I am trying to remove all observations where a vehicle increases in price as the car gets older (appreciates in value over time).
Let's look at 1 car as an example, I've removed all columns besides the relevant data_year (year in which the data was recorded) and veh_price (vehicle price) below:
ex_car <- structure(list(data_year = c(2003, 2008, 2009, 2009, 2010, 2012,
2013, 2015), veh_price = c(2341, 50, 50, 100, 2600, 450, 3750,
23000)), row.names = c(NA, -8L), class = c("tbl_df", "tbl", "data.frame"
))
The columns are already sorted by data_year (descending order). As mentioned above, I am attempting to filter out any rows where the vehicle price increases from the previous row.
data_year veh_price
2003 2341
2008 50
2009 50
2009 100
2010 2600
2012 450
2013 3750
the desired output:
data_year veh_price
2003 2341
2008 50
2009 50
I considered using mutate
and lead
to create a new row of the next value, calculating the difference, and then filtering all negative values (see below)

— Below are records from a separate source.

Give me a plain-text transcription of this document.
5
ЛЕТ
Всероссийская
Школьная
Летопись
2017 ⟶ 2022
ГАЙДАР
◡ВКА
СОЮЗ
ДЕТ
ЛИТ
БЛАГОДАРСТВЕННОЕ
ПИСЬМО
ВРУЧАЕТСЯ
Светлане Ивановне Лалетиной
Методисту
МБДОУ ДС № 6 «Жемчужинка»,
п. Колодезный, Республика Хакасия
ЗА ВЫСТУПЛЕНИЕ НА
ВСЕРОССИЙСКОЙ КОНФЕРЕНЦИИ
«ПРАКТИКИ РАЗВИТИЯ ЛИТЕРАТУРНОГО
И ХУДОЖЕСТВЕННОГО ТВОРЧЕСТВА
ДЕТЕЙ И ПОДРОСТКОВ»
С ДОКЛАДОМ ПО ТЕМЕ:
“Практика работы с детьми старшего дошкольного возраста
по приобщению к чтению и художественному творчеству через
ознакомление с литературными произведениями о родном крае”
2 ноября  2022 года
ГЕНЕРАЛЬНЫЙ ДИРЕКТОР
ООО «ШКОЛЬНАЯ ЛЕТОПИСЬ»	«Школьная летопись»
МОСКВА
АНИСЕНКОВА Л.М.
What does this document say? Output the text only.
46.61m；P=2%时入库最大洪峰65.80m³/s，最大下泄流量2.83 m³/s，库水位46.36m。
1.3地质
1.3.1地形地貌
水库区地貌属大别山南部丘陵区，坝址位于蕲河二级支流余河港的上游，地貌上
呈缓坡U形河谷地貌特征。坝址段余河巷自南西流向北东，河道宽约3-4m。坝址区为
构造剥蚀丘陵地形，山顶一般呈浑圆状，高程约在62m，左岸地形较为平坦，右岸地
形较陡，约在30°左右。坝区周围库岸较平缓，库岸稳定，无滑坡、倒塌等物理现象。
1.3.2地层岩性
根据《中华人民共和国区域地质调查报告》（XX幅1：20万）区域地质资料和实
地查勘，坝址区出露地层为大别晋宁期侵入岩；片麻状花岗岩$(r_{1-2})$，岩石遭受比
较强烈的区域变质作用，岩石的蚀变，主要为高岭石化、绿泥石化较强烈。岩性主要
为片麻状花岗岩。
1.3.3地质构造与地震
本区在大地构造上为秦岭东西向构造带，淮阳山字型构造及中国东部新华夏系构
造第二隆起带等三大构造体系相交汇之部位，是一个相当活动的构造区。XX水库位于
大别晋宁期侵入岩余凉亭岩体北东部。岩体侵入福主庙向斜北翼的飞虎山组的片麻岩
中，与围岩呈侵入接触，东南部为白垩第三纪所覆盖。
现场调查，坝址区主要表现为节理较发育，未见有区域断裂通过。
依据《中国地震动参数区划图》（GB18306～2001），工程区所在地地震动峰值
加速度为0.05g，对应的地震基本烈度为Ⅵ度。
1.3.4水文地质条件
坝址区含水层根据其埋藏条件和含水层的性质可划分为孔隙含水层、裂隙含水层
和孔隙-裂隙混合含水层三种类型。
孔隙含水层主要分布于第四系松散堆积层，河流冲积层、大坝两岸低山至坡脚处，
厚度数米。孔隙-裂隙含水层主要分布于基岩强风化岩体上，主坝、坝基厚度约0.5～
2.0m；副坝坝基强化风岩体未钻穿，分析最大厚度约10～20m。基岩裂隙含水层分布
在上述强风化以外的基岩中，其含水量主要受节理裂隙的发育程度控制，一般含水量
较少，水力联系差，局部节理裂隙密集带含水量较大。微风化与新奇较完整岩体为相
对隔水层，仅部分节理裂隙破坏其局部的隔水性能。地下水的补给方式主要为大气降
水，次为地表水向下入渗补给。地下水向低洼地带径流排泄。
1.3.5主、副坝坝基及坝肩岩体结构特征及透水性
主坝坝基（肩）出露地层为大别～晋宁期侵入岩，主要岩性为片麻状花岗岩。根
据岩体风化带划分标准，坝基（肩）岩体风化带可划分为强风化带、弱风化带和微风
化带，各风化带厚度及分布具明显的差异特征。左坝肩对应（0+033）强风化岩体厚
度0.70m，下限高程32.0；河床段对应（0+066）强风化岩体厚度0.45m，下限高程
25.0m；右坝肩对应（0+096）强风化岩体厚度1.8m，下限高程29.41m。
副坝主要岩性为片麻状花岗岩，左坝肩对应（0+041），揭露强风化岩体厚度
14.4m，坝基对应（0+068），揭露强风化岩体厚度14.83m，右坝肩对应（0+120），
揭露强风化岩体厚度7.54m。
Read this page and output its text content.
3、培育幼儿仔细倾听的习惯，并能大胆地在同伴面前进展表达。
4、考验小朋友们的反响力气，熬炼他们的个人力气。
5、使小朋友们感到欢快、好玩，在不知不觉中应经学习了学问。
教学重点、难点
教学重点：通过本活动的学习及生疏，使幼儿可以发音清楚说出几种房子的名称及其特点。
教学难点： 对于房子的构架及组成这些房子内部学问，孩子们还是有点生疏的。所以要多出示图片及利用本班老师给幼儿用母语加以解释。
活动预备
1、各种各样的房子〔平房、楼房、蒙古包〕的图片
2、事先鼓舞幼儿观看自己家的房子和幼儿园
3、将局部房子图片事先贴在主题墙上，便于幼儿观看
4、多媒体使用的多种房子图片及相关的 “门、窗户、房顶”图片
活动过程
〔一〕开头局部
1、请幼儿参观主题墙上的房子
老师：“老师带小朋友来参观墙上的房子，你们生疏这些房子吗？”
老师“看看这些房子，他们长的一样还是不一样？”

filtered_sample <- ex_car|>
mutate(
next_price = lead(veh_price),
diff_p = veh_price - next_price,
) |>
filter( diff_p >= 0)
However I'm concerned adding 2 columns is too inefficient to run on the large dataset. Is there a better, more efficient way of solving this problem? (I've heard data.table is optimized for larger operations, is there a way to use this package to do achieve the same goal?)
When I was first approaching this issue, I thought of iterating once through the vector, storing a temporary global lowest_price
variable (initialized as the first value in the vector). if the next price is lower or equal (<=), set it as the new lowest_price
, if it is greater (>), remove the value.
However, I couldn't figure out how to do this well in R.
Thanks for your time, please let me know if I failed to comprehensively describe the problem or if you need any more information.